O que agride a ordem não é o
fato de ocupar shoppings. Isso a classe sem nome já vem fazendo, também
em restaurantes, aeroportos, pet shops, salões de beleza e charmosas
cidades in da Europa ou Estados Unidos. O que realmente agride, o choque de gosto, hoje, é ocupar de maneira organizada e organizar-se para ocupar:
a capacidade de gerar sentidos sem passar pelas mediações da grande
imprensa, do mercado de consumo ou da esquerda convencional. Não é
verdade que predomine o desejo de adaptação, que predomine a lógica do
“pequeno branco” ou do “mestiço comportado”. A periferia se testemunha
enquanto tal, sem hesitar em usar o funk e apropriar-se da esfera do
consumo, como um manifesto pela própria existência e senso coletivo.
Acusados todavia de
despolitização, por meramente desejar zoar, consumir, ostentar e pegar
alguns(as) meninos(as), juntos em grandes ocupações os jovens acabam
politizando tudo. Quem pode dizer o que eles realmente querem,
reduzindo a multiplicidade de possibilidades à reafirmação de um óbvio
interessado? A obviedade de que nada nunca mude sob o sol?
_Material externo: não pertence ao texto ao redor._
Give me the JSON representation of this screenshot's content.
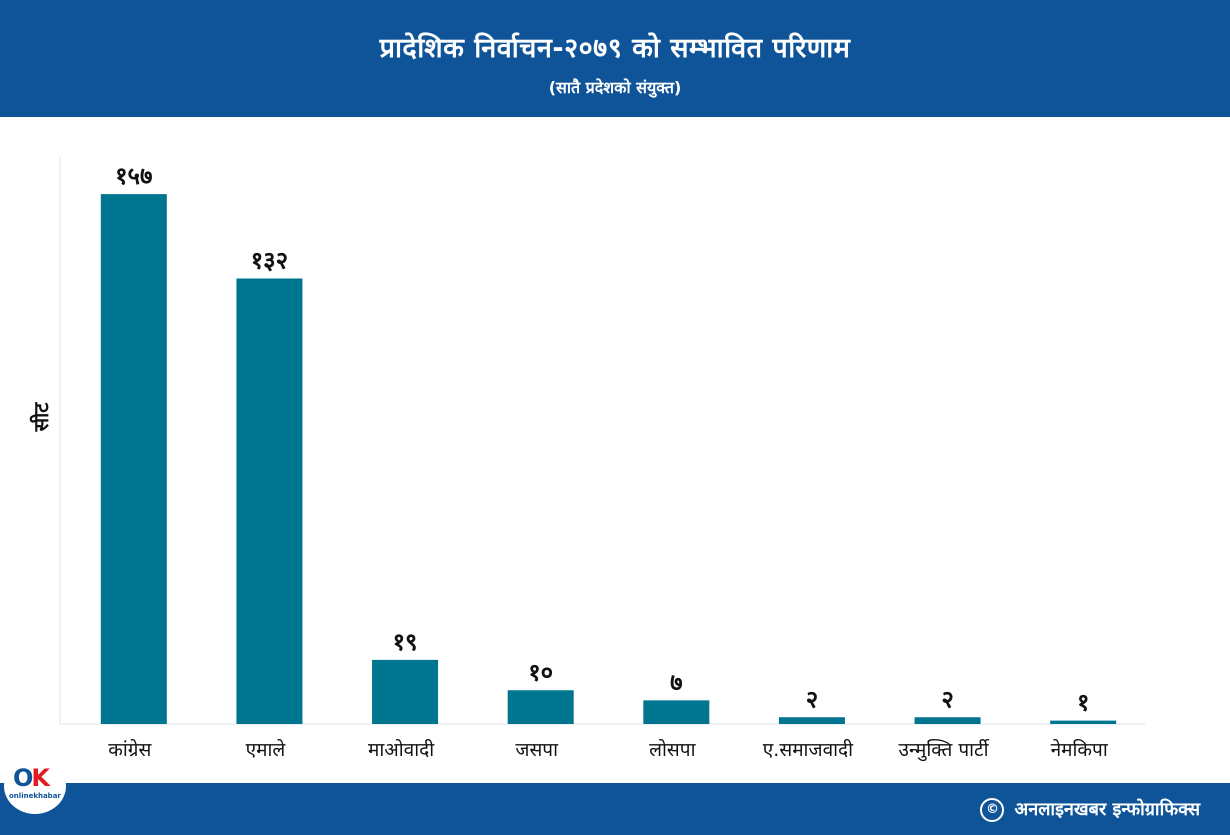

A histeria
repressiva da polícia, do shopping e da grande imprensa apenas reforça o
caráter político da coisa toda. Inspiram a resistência, convocam
alianças e provocam a articulação de contranarrativas.
Não é caso de romantizar os
pobres (romantizar porra nenhuma aliás) e, mais realista do que o rei,
enxergar “consciência de classe” onde só haveria alienação e
autoafirmação adolescente. Mas não se pode negar, por outro lado, que
algo está fora da caixa, que um processo novo, potente, e com possíveis
desdobramentos políticos, está em curso.
No terreno comum, e tão
confuso, onde a linguagem da opressão e da libertação se misturam, no
limiar em que perdemos os referenciais e precisamos nos reorientar — o
rolezinho é mesmo um ato de força. Banhados de marca, mas também da
pele, da voz, do vigor da música. Quando confinados por todo tipo de
rótulo, preconceito e desdém pela alteridade, é um evento assim que
estimula a continuar lutando e disputando por afetos e territórios.